Venezuela’s healthcare system buckling after earthquakes
Venezuela (AP):
Aid groups warned on Tuesday that Venezuela’s fragile healthcare system is being pushed to its limits nearly a week after two powerful earthquakes, with damaged and understaffed hospitals getting overwhelmed by the injured and infectious diseases flaring in the disaster zone.
Meanwhile, the number of official rescues has dropped dramatically in the last three days, the government said, from 5,380 people saved in the first two days after the quakes to just four people found alive on Monday by authorities. The prime window for finding earthquake survivors is typically 48 to 72 hours, but it is possible to survive longer depending on factors such as temperature and access to water or food. The sole survivor rescued by Tuesday afternoon was a toddler who had been trapped for six days under a collapsed building, said Jorge Rodríguez, the president of the National Assembly.
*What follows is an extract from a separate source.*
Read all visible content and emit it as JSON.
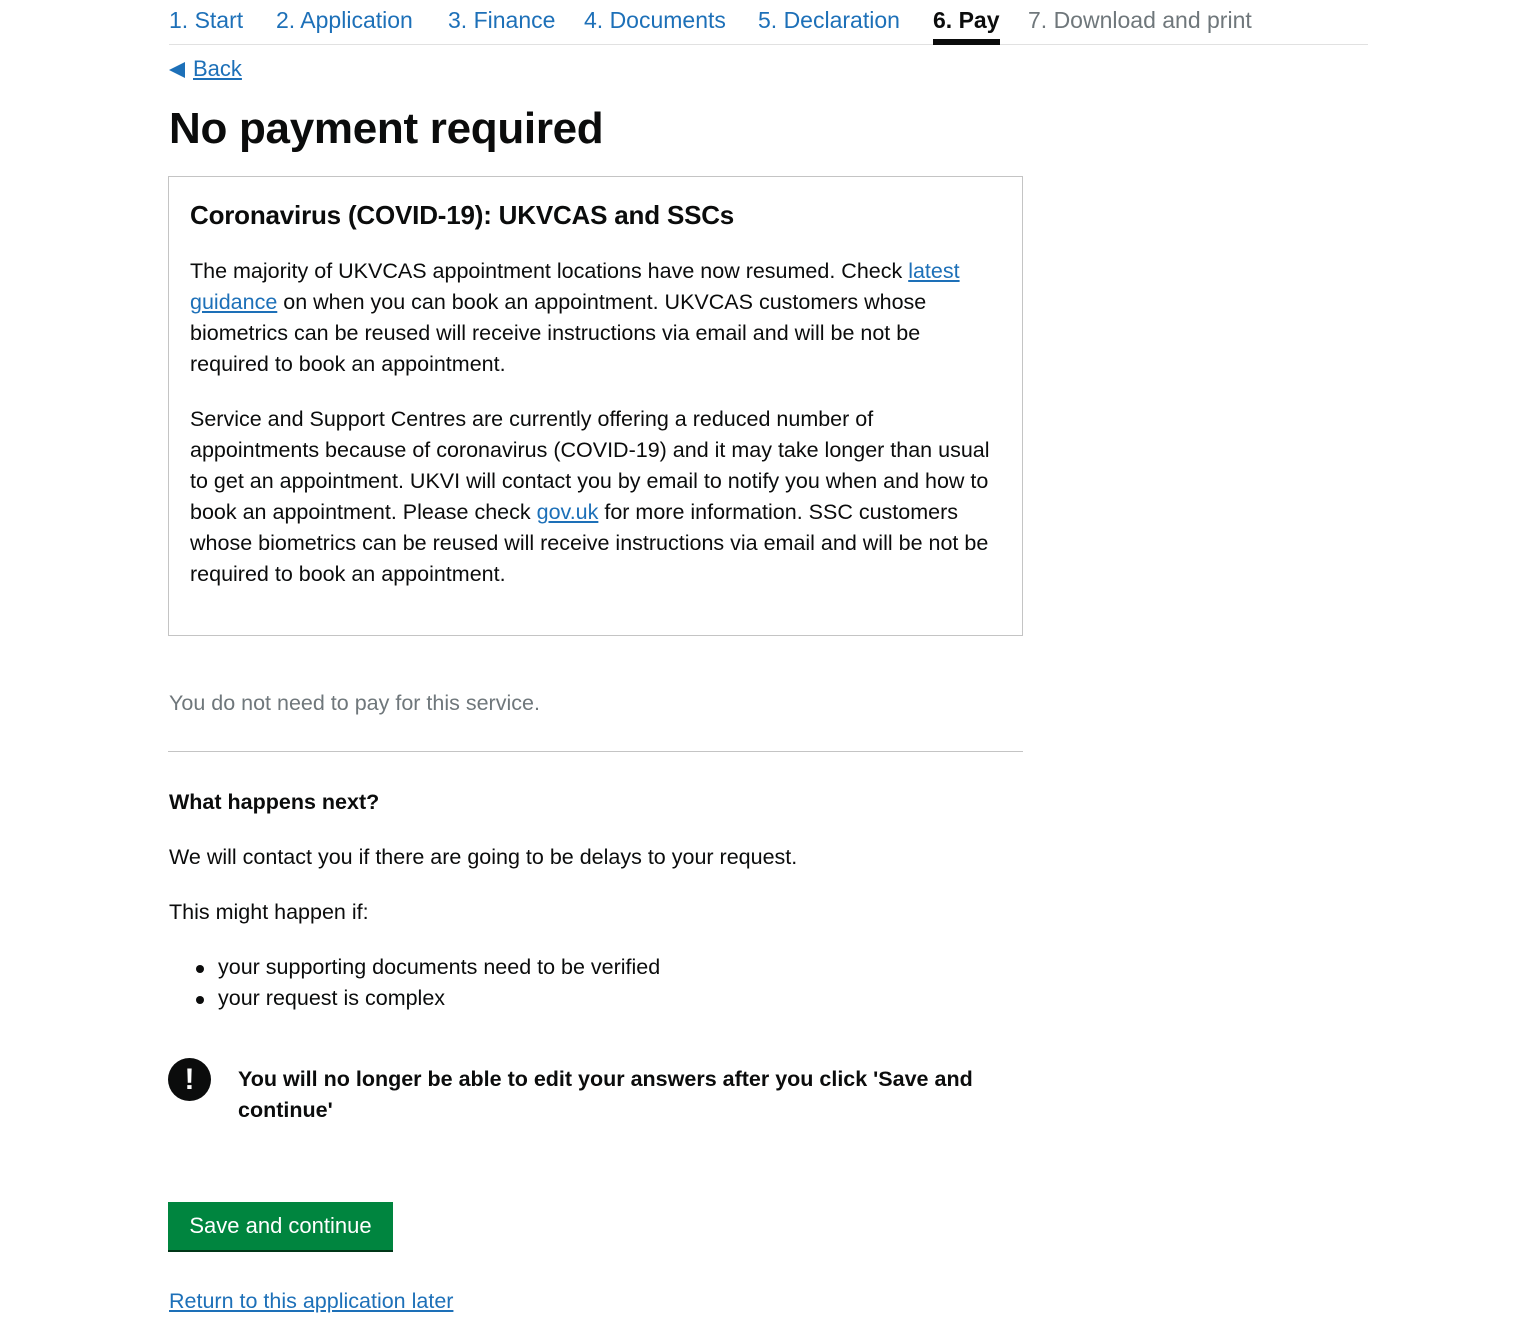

Those numbers do not include the many rescues carried out across the country by volunteer groups that, frustrated with the government’s sluggish response, scrambled to save their trapped loved ones days before the arrival of expert international teams. The government puts the death toll at more than 1,900. Experts say that is a significant undercount as more bodies are hauled from the rubble every day and morgues struggle to handle the influx. Among the living, a humanitarian crisis is unfolding. United Nations agencies expressed concern about the health effects of thousands of displaced people sleeping for days in the open or in crowded, unsanitary shelters.
The Venezuelan healthcare system, strained by decades of underinvestment and years of economic crisis is “under extreme pressure now, with facilities operating beyond the capacity of the surge of the trauma cases,” said World Health Organization spokesperson Christian Lindmeier at a media briefing in Geneva. Venezuelan officials say that more than 15,800 people have been affected by the earthquakes — a figure that reflects the official number of displaced people, UN refugee agency spokesperson Carlotta Wolf said on Tuesday. Newly homeless Venezuelans are sleeping in cars, parks and elsewhere.